Aiptasia in a tank with a Puffer

zeromus-x

Member
I've recently gotten a huge Aiptasia outbreak. Never had this problem before, ever, and now within the past 2-3 weeks I've spotted at least two dozen of the things in my tank. This tank has been up for probably close to three years now.
I don't have many corals, but would like to get rid of these things to save the few I do have (a couple mushrooms, really). Not only that, they're spreading fast and they're... well, ugly.
So far, most of the non-chemical treatments I've seen have been a particular nudibranch, a copper-band butterfly, and the peppermint shrimp.
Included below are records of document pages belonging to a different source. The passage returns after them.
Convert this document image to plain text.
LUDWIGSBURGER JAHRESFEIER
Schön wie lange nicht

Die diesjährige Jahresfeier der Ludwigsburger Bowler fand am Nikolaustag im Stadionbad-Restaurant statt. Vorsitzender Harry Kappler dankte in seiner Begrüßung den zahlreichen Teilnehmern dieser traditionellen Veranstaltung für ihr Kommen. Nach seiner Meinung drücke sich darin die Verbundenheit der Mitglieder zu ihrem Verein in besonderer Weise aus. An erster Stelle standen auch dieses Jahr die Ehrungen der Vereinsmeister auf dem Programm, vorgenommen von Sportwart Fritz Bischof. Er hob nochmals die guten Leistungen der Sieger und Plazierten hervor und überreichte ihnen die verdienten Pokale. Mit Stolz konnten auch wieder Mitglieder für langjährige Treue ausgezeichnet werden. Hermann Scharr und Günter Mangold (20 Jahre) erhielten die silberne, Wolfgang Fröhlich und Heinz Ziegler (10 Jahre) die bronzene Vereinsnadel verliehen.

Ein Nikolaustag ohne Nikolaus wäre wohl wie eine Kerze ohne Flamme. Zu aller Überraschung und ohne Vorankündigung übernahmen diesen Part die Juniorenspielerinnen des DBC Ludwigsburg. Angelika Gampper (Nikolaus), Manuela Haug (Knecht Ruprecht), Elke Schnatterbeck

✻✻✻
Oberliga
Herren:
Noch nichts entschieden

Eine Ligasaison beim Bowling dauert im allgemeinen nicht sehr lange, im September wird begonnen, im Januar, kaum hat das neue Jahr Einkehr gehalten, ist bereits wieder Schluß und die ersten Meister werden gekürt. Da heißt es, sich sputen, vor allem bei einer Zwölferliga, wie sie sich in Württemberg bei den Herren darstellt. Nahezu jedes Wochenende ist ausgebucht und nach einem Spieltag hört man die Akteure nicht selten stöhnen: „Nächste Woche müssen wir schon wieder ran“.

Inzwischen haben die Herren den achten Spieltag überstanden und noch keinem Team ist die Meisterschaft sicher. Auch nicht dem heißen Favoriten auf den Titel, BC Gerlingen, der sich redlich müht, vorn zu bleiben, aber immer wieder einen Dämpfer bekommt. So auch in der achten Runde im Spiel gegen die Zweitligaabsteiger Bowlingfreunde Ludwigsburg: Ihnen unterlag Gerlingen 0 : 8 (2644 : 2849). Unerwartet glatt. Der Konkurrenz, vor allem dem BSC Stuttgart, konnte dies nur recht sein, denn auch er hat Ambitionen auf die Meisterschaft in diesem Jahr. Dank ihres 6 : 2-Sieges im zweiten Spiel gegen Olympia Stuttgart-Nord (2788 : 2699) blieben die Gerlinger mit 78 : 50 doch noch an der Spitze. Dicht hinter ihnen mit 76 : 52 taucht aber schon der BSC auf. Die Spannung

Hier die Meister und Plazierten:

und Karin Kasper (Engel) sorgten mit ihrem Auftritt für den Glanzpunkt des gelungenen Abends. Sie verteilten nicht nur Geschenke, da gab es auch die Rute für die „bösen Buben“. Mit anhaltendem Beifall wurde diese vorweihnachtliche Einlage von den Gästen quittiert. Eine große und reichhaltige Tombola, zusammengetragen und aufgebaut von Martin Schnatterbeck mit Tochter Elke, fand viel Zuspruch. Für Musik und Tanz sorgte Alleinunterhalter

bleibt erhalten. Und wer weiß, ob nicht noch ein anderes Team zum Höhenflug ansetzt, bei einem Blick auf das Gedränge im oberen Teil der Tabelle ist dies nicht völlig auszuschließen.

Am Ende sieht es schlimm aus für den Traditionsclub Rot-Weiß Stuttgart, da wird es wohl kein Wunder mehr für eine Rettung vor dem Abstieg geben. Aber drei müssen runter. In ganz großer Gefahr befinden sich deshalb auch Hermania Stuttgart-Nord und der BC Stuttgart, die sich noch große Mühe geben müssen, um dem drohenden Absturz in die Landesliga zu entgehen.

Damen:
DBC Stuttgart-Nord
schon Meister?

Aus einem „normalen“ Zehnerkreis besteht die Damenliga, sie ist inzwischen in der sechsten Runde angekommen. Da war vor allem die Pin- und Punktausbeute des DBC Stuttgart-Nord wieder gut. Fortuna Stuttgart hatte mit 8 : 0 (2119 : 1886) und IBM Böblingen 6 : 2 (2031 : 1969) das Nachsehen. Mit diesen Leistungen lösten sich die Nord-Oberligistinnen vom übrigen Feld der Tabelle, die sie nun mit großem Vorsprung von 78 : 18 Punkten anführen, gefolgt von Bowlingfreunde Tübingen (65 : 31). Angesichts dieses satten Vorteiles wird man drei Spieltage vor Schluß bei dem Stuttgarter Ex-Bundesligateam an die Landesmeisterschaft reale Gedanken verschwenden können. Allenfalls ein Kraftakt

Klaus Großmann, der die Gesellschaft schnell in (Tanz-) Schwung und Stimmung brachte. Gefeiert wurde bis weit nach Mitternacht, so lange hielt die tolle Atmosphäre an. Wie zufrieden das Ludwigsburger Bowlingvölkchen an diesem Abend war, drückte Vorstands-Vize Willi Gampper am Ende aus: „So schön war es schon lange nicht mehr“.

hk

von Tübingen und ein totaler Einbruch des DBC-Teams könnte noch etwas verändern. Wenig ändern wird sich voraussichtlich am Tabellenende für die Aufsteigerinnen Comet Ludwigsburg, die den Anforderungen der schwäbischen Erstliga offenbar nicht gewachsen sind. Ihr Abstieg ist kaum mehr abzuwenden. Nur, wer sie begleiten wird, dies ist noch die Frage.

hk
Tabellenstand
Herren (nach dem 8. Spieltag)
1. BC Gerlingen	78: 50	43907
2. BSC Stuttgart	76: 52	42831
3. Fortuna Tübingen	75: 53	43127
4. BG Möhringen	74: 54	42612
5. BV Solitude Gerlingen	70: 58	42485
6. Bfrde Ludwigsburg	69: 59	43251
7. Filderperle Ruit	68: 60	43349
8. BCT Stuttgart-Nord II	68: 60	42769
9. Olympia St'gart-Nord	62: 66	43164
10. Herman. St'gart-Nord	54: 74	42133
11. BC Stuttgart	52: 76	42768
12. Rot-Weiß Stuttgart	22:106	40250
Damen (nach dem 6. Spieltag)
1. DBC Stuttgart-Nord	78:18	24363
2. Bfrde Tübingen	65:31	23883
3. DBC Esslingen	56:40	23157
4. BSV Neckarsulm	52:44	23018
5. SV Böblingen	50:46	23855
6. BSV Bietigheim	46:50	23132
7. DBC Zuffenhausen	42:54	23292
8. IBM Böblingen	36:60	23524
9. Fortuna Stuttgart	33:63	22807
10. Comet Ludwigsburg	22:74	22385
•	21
The problem is that I have a Toby puffer (hawaiian blue-spotted) and a spiny puffer (small). I have tried introducing a Peppermint shrimp into the tank about a month ago just because I'd like to have one, and the results were... well, he didn't hit the bottom of the tank. I can assume the same will come of the nudibranch.
I've read a couple places that say hermit crabs will attack them, but I've got plenty of those (about two dozen) and they've obviously been lazy. My toby doesn't bother them either. As for the butterfly fish, I think my tank is way too small for that -- it's a 34g (it's too small for the spiny puffer, too, but he'll be moved shortly).
I'd still like to avoid chemical treatment if possible but I'm having to move around corals now just so that they aren't "attacked". Need to do something relatively fast I think. Don't really want to cook the rock, because that'll kill everything on it... and this stuff is expensive!
Would it be okay to, say, get a butterfly fish, let it do its thing, and then get rid of it (sell back to LFS, give to someone else, etc)? We've got a 75g at work I can transport it to, but it's not the best maintained tank, so if they aren't hardy fish it would be a bad option.
 

saltfan

Active Member
Boil some water, go get a syringe and fill it with the boiling water, shoot it at the aptasia, they gone. I've done this personally so I know it works.